Avital Ronell en conversation avec Joseph Cohen.

Joseph : Bonjour Avital.

 

Avital : Bonjour Joseph.

 

Joseph : Bienvenue aux Antivirus Philosophiques. C’est presque devenu un réflexe partagé, pas seulement dans les cercles philosophiques, mais aussi dans nos sociétés dominantes, de critiquer et condamner la technologie, son emprise sur nos vies et nos modes de pensée. Que cette condamnation soit ou non justifiée, nous sommes aujourd’hui confrontés à une crise puisque nous nous retrouvons confinés, et l’utilisation d’outils technologiques comme Internet, les réseaux sociaux ou encore les plateformes de vidéos conférences, est presque nécessaire pour maintenir le lien avec nos proches. On pourrait presque voir dans cette crise l’essor d’une nouvelle relation à la technologie. On pourrait même voir la technologie comme un moyen, et peut-être l’un des moyens les plus importants, pour tenter de surmonter l’isolation drastique que nous sommes forcés d’endurer. Est-ce qu’une pensée nouvelle de la technologie, de ses usages et ses activités performatives, ne serait pas en train de se dessiner, qui serait en mesure d’élever notre humanité dans ces temps de confinement, d’isolation et de réclusion ? Et si tel est le cas, quel don cette nouvelle technologie pourrait-elle entraîner ?

 

Avital : Merci Joseph. C’est un des engagements majeurs que j’ai pu prendre, de réfléchir aux questions concernant la technologie, par l’intermédiaire d’Heidegger bien sûr, et de comprendre jusqu’où nous sommes impliqués, inscrits, redistribués, désarticulés et redéfinis par nos prothèses technologiques, qui ne sont plus simplement, et n’ont jamais été séparées de nous. Cependant, avant de répondre à ta question qui vise à trouver, ce qui est tout à fait normal et louable, un peu de lumière au bout de ce sombre tunnel dans lequel nous nous nous trouvons actuellement, j’aimerais surtout dire que ce qui arrive est aussi un des effets de cette technologie. La technologie n’a pas de dehors, on ne peut pas la débrancher à l’aide d’un interrupteur. Non seulement elle suit une voie parallèle aux schémas virologiques, mais elle a, elle aussi, des pulsions virologiques et des tendances destructrices. La technologie est rigoureusement ambivalente, et à ce titre nous en sommes redevables mais nous devons aussi nous en protéger. Donc quand tu me poses la question de savoir quel don la technologie peut nous faire, j’entends ce mot également en allemand, le poison — das Gift — et cette course destructrice qui caractérise l’époque technologique… Bien sûr, il serait absurde de nier que c’est aussi ce qui nous sauve dans ces moments d’isolation et de… repli.
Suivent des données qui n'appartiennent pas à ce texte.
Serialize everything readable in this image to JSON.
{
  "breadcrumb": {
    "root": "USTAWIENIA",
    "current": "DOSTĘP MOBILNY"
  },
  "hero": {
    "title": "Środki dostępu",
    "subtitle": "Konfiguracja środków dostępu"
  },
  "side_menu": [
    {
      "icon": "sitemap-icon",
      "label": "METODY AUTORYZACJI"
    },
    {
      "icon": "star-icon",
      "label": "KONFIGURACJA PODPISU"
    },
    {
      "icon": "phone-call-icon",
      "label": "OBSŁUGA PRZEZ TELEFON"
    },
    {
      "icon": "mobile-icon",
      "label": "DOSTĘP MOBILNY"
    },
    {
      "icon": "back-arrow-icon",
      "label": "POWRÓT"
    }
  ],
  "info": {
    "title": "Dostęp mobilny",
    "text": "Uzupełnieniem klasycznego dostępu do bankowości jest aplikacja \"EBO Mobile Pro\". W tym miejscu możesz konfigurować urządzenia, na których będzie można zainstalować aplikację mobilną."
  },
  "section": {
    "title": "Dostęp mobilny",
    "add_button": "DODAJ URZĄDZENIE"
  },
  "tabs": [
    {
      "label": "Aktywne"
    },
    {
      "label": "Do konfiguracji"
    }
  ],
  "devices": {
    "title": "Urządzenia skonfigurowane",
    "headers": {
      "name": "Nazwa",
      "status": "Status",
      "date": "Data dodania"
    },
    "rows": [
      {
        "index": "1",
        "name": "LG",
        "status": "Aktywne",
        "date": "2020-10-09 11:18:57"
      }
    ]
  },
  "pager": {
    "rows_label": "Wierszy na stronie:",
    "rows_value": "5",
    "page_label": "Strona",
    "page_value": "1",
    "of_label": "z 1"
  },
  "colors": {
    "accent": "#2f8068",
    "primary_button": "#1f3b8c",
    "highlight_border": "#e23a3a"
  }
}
Mais en même temps, elle offre en quelque sorte l’illusion erronée d’un contact qui nous empêche précisément de garder le contact avec ce que… ce que nous appelons notre identité, et les réalités qui s’imposent à nous, qu’elles soient neuves ou radicalement programmées par une pulsion de répétition. Donc tous ces branchements technologiques, les plug-ins et autres pulsations fusionnelles effacent d’autres sillons qui ont besoin de notre attention.

 

Joseph : Passons à un autre type de questions. Un phénomène nous touche depuis peu de très près, tu vas vite voir où je veux en venir. Je parle du phénomène du deuil. Il apparaît aujourd’hui, avec cette crise, que nous perdons des êtres chers. Des êtres chers à qui l’on donne une tombe, une sépulture… Or personne n’est là pour assister à ces enterrements. Donc la question que je me pose, c’est comment cette situation, à savoir la perte de quelqu’un, tout en sachant que si cette personne a une tombe on ne peut pas assister à ce moment crucial qu’est l’enterrement d’un être cher… En quoi cela affecte-t-il la question du deuil ? Comment cela affecte-t-il le travail même du deuil ?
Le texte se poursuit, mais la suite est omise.